Ray Evan's attempt to make a synthesis of the Australian conservative tradition and its English roots is based on his argument that being opposed to the big battalions means federalism in Australia. Federalism, he says, has been a bedrock plank of the Liberal Party ever since its formation in 1944, and is what the constitution is based on. This means diminishing the power of the central government in a federation. However, as Greg Melleuish points out:
I'm not too sure that if we're using the word 'conservative' that it necessarily means the diminishing of power. There have been conservatives who have been centralisers and, again, one way I would see it, there's different traditions of what it means to be a conservative, and some conservatives are advocates of accumulating power, and other conservatives, particularly in the American tradition, are in favour of the splitting of power, splitting it up. So Margaret Thatcher, for example, could be described as a conservative of sorts but she was in the mould of someone who, again, like Howard, was quite keen on perhaps centralising more on the basis that you can only get change if you get centralisation.
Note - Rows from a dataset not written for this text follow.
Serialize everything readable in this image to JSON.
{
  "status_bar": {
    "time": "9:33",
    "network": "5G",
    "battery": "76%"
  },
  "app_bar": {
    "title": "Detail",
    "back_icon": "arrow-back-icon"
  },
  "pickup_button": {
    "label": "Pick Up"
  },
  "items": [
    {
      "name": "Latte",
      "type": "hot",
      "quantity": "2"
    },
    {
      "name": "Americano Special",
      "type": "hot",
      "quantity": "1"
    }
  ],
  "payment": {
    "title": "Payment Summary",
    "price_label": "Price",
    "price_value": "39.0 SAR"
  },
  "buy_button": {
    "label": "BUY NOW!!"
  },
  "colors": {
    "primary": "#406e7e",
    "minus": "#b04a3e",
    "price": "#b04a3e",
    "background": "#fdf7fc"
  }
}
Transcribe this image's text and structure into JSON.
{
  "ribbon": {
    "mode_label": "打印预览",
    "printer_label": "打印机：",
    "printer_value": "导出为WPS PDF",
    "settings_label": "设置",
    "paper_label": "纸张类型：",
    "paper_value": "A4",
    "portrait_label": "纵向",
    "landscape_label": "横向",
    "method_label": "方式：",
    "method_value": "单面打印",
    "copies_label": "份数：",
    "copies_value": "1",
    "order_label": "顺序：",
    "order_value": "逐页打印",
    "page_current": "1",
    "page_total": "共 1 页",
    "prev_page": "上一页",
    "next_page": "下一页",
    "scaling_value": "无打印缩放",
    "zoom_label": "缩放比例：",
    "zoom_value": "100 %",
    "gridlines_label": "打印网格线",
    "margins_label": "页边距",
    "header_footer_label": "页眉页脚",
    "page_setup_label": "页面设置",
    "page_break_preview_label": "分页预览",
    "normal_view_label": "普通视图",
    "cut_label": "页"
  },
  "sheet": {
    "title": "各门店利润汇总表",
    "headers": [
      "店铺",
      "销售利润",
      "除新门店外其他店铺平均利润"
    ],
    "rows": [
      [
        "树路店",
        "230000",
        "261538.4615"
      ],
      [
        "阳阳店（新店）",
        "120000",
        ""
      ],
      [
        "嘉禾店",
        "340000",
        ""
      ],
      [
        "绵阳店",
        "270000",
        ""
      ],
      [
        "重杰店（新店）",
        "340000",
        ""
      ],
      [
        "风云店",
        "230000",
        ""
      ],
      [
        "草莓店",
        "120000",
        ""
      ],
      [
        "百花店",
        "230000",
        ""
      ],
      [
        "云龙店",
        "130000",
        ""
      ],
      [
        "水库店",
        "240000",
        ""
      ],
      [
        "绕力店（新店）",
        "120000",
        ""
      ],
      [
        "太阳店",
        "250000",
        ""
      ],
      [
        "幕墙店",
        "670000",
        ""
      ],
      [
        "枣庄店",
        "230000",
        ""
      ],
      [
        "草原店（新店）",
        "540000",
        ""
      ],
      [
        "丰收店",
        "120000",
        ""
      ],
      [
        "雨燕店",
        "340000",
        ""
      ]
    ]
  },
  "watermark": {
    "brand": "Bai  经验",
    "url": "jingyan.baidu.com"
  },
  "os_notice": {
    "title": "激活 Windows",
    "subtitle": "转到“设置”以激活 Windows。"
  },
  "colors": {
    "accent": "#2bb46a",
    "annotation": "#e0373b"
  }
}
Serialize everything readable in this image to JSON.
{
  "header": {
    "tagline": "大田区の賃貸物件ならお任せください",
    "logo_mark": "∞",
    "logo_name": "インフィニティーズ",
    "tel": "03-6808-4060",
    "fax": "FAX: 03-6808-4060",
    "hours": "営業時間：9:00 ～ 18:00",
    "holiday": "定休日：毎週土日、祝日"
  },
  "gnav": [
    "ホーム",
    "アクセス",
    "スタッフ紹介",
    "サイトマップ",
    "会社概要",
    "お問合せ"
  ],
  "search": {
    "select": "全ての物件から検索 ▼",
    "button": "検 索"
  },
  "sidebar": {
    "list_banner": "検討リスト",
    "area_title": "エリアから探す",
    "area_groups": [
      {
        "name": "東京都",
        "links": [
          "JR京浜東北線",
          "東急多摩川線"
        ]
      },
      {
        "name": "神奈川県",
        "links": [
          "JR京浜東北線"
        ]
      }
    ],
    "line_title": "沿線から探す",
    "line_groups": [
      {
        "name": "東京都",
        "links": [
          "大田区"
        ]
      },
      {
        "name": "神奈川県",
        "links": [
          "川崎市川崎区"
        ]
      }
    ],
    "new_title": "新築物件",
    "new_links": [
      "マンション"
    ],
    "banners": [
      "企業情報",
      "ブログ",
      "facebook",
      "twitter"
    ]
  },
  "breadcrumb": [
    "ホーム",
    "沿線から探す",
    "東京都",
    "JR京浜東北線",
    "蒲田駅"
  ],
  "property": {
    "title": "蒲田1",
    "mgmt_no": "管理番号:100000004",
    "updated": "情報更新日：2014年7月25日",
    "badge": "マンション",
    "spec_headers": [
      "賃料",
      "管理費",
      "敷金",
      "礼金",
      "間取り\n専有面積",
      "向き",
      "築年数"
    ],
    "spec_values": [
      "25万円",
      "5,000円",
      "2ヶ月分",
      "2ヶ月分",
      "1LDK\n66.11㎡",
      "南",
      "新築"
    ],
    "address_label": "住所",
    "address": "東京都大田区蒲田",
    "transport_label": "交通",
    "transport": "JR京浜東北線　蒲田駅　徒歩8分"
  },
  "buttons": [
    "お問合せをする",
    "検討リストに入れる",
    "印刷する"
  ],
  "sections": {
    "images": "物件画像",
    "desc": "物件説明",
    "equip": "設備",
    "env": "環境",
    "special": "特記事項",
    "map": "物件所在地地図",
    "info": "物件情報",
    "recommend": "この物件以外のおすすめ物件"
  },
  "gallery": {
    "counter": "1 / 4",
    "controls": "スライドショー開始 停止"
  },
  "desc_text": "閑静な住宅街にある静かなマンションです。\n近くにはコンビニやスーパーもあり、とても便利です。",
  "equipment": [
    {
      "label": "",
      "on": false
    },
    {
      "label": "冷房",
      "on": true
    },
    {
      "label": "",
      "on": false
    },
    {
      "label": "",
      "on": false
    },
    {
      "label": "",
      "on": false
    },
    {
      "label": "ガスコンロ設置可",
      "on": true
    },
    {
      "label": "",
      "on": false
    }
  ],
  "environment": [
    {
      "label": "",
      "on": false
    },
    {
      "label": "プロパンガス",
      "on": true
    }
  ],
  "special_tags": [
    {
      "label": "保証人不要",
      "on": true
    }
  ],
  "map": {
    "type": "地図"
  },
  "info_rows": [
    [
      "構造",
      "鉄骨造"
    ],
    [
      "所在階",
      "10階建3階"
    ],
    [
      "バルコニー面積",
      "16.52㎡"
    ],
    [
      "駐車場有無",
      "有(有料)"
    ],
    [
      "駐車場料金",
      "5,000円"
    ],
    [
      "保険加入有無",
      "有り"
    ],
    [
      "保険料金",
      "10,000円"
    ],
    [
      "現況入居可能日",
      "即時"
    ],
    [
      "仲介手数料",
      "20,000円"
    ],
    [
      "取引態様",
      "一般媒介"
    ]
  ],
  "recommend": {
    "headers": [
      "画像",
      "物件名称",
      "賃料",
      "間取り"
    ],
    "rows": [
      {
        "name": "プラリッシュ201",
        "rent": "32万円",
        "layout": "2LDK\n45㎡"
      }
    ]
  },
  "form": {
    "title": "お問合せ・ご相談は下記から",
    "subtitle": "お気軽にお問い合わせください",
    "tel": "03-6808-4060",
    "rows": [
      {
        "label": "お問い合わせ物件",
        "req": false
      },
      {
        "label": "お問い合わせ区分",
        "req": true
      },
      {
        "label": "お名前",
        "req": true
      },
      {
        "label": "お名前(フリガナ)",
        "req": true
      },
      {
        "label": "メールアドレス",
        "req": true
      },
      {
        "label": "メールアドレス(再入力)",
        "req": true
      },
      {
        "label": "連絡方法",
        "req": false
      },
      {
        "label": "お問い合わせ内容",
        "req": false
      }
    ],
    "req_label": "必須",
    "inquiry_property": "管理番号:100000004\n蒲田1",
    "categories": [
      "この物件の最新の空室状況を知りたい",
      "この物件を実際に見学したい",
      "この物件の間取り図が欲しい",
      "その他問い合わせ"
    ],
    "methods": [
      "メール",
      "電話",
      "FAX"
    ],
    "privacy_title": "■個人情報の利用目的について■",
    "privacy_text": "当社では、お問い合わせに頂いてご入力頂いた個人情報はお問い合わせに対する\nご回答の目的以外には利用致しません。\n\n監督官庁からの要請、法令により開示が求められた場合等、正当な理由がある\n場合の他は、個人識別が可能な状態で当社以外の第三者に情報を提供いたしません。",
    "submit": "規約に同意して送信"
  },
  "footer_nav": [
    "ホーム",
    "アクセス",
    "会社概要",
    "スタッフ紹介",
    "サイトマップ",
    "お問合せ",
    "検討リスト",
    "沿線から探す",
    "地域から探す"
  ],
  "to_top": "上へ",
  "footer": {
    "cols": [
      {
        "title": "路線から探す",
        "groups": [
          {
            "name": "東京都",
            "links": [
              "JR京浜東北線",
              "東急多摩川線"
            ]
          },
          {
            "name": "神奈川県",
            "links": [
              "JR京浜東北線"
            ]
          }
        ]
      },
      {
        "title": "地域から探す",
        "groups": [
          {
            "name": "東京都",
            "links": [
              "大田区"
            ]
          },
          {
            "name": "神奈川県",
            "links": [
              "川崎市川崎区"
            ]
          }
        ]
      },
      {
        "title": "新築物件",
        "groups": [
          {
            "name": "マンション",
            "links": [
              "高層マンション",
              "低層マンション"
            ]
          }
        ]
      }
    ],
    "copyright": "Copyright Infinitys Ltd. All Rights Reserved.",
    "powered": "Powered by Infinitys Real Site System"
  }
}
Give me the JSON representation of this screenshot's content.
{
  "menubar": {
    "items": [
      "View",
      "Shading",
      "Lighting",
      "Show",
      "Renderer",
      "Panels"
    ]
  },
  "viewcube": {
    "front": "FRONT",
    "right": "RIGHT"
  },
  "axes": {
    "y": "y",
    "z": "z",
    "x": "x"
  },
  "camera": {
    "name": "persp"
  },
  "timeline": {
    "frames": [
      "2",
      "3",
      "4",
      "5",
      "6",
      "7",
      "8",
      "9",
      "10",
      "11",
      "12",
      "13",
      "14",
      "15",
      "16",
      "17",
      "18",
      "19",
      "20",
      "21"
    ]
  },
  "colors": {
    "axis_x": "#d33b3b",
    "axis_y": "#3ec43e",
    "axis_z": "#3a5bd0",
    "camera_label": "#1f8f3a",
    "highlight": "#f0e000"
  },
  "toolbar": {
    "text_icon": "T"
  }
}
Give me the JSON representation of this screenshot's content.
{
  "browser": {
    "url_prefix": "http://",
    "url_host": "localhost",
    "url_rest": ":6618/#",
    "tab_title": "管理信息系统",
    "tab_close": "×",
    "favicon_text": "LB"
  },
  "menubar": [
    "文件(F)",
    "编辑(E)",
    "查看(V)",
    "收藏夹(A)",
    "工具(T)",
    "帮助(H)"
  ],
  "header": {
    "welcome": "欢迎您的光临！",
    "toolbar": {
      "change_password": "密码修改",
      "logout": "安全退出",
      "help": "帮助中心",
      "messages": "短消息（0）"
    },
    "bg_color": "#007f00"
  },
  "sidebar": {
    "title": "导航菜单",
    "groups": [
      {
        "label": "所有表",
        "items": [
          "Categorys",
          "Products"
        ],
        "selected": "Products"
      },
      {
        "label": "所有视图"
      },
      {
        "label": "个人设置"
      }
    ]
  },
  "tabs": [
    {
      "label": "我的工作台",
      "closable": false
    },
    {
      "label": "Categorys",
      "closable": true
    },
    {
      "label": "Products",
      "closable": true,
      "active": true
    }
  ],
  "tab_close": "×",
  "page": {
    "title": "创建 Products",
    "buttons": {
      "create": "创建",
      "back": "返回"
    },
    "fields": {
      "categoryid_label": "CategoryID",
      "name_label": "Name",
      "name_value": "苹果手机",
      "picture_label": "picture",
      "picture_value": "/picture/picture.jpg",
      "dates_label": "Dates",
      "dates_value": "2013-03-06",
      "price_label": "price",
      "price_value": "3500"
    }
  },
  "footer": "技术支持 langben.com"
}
To many conservatives that would seem to be a mistake, that that's the wrong way to go, that in fact if you try to centralise power all you'll end up doing is eventually handing, as Ray says, that power over to another group who will happily use that power for policies that you don't approve of.
Conservatism, as it is understood in Australia, has gone through a transformation, with the religious dimension becoming more explicit. If the Australian constitution is a “permanent thing,” a rock of stability onto which people can fasten themselves as whirlwinds of change blow about them, then religion is another permanent thing. Religion here means Christianity but there is a reluctance to talk about the body of natural law or what it means in Australia.